Yohannes: Ein unkompliziertes Tauschen. Von der Schikane betroffene Personen können mit ihrer Bezahlkarte einen Supermarkt-Gutschein erwerben. Den Gutschein tauschen wir dann in Bargeld um. Dieses Bargeld kriegen wir durch Freiwillige, die es vorbeibringen und dafür einen Gutschein bekommen. In unserem Sprachgebrauch sind das die Cashis.

„Das Problem ist erst gelöst, wenn die Karte abgeschafft wird. Es gibt keine diskriminierungsfreie Umsetzung “

taz: Ähnliche Aktionen gibt es bereits in anderen Städten. Wie ist das dort angekommen?

Yohannes : Es gibt eine massive Anfrage. Ich glaube, in Hamburg werden jeden Monat 20.000 Euro umgetauscht. Der Bremer Senat denkt, dass das Angebot in Bremen nicht genutzt werden wird, weil die Deckelung von 120 Euro im ­Vergleich zu anderen Bundesländern hoch ist.
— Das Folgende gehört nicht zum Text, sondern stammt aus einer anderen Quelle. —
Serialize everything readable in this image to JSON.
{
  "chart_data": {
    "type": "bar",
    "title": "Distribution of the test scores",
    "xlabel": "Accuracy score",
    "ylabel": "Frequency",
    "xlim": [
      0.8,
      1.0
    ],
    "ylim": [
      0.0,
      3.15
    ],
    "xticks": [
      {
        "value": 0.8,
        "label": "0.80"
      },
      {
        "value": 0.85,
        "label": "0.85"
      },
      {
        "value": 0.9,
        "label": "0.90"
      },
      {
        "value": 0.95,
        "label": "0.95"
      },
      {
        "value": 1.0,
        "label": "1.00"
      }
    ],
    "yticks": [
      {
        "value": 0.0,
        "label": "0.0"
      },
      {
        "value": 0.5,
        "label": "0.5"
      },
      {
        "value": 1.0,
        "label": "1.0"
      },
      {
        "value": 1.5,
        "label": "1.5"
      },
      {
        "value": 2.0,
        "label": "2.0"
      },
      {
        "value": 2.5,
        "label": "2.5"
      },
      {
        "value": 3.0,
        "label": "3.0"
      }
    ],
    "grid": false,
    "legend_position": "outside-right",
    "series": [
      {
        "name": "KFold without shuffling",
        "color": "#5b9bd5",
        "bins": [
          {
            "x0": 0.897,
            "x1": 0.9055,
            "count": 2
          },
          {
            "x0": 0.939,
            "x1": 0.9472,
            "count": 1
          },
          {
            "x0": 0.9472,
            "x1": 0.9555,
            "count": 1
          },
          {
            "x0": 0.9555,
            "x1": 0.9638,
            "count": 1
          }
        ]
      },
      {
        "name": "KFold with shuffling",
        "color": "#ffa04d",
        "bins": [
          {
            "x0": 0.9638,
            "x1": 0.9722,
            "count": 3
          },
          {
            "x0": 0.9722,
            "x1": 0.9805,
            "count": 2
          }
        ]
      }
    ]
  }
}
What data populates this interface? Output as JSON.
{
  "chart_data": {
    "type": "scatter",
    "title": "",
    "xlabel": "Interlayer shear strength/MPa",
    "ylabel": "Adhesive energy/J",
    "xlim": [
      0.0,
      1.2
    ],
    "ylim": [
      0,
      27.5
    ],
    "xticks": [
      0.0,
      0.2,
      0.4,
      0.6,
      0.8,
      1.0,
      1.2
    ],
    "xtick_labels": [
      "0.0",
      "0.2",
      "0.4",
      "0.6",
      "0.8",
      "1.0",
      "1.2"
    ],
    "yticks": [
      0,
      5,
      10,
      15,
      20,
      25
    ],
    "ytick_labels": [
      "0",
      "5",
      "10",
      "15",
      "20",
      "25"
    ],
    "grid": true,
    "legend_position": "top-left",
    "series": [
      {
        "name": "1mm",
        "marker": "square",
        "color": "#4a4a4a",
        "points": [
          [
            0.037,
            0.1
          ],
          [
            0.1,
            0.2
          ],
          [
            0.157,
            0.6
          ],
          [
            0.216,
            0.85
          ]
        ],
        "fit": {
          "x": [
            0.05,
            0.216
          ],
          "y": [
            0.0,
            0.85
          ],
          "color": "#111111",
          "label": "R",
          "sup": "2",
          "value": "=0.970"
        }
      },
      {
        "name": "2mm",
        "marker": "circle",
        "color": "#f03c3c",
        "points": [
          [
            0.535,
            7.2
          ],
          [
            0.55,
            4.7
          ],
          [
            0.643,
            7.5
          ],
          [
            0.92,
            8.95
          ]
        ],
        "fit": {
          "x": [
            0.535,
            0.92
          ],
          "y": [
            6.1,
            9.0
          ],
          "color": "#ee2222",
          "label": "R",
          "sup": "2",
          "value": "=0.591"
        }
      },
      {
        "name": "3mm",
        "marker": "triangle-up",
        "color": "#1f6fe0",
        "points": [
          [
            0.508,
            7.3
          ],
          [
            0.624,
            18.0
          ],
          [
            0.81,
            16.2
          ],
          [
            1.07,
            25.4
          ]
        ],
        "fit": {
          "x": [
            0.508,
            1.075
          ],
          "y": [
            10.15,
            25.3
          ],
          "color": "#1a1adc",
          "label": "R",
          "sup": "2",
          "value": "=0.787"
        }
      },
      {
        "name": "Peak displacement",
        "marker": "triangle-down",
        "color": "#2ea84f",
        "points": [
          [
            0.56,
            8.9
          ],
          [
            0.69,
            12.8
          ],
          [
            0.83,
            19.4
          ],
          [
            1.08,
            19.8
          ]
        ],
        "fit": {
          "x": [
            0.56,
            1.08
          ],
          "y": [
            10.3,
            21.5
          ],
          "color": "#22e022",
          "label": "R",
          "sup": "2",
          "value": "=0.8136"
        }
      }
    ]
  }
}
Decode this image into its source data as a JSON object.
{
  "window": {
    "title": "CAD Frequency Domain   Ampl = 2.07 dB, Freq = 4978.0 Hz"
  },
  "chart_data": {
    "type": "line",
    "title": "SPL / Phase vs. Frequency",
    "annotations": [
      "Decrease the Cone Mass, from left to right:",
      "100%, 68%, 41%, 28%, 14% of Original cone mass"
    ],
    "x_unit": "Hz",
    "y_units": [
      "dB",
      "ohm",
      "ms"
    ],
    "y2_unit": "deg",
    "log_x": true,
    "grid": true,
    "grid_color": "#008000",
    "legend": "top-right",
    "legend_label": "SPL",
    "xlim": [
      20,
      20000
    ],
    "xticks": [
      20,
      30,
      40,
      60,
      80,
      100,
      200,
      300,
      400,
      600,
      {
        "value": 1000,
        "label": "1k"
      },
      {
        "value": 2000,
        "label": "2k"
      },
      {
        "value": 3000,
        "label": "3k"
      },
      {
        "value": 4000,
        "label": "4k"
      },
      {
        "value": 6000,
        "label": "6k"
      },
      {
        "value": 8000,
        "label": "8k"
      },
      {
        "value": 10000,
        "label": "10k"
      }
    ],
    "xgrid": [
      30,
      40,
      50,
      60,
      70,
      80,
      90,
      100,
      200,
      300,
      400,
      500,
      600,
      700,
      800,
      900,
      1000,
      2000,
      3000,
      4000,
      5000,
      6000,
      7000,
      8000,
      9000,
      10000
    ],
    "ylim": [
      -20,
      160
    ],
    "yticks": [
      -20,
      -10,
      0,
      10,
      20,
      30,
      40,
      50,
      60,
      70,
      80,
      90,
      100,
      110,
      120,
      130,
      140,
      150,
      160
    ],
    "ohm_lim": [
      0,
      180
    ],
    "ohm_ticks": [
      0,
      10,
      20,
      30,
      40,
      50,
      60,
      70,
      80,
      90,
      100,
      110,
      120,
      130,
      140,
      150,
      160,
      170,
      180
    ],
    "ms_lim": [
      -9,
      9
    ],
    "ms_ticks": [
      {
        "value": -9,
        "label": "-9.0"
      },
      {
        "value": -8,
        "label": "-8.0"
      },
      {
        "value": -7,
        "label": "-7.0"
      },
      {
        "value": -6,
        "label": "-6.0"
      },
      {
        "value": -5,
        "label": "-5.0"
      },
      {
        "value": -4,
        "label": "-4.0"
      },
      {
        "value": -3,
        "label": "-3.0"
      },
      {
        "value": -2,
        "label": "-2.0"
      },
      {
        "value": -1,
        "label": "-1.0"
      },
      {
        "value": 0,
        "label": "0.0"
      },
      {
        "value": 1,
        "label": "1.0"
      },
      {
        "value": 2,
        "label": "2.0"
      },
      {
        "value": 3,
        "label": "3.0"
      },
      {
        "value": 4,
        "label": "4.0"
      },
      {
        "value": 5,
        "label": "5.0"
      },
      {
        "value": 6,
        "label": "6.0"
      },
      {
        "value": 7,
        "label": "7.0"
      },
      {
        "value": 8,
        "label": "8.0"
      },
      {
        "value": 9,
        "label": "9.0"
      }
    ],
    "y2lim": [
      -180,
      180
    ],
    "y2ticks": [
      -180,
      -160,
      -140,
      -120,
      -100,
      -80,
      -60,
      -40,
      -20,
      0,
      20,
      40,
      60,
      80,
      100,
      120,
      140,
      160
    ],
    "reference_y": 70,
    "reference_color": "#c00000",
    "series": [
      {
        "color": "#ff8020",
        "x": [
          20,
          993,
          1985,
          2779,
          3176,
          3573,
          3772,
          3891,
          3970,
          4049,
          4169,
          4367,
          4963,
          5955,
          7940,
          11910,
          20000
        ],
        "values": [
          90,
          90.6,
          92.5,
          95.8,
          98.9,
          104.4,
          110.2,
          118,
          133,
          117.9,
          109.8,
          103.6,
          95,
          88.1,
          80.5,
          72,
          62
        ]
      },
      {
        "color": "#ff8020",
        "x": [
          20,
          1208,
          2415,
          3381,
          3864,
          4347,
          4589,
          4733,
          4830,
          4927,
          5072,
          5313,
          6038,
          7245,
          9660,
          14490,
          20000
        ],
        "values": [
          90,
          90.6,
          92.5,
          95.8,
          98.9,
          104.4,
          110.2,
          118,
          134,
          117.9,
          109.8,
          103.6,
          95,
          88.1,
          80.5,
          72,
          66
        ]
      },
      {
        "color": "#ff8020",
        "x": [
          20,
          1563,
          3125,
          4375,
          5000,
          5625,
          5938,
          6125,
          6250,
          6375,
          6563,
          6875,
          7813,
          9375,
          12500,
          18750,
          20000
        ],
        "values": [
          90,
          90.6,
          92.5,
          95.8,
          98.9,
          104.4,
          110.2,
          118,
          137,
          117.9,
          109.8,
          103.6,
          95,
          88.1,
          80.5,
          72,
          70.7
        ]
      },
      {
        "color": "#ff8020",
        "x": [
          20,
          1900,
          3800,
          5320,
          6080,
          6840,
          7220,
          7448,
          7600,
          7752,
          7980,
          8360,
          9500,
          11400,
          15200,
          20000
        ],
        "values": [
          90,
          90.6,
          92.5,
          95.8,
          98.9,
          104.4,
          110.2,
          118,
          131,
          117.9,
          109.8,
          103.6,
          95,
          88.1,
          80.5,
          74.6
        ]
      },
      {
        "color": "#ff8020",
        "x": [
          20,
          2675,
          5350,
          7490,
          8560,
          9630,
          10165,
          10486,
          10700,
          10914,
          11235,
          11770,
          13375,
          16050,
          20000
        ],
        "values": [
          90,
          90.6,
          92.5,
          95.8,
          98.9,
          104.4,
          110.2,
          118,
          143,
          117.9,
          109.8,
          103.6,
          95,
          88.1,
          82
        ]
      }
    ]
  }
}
Wir haben im Austausch mit Betroffenen in Bremen ganz andere Stimmen und Erfahrungswerte gesammelt. Wir gehen stark davon aus, dass die Nachfrage extrem hoch sein wird.

taz: Mit der Aktion könnten Betroffene bei Bedarf das gesamte Geld in bar bekommen. Ist das Problem der Bezahlkarte damit gelöst?

Foto: privat

Hewan Yohannes

28, ist Antira- Aktivist*in aus Bremen und engagiert sich bei der Aktion „Nein zur Schikane­karte!“ des „Bündnisses gegen rechts“ Bremen.

Yohannes: Das Problem ist nicht gelöst. Das ist eine Lücke, die temporär gefüllt werden kann. Das Problem ist erst gelöst, wenn die Karte abgeschafft wird. Es gibt keine diskriminierungsfreie Umsetzung, selbst wenn das Land die Möglichkeit gibt, den ganzen Satz in Bargeld auszuzahlen. Das ändert nichts daran, dass es ein kontrollierendes Instrument ist, weil die Behörde Einblick darin hat, für was das Geld ausgegeben wird.

taz: Was wäre die Lösung?

Yohannes: Die einzige Lösung ist die Abschaffung der Karte, das ist die klare Forderung. Dann können betroffene Menschen wie alle anderen frei und selbstbestimmt am Zahlungsverkehr teilnehmen.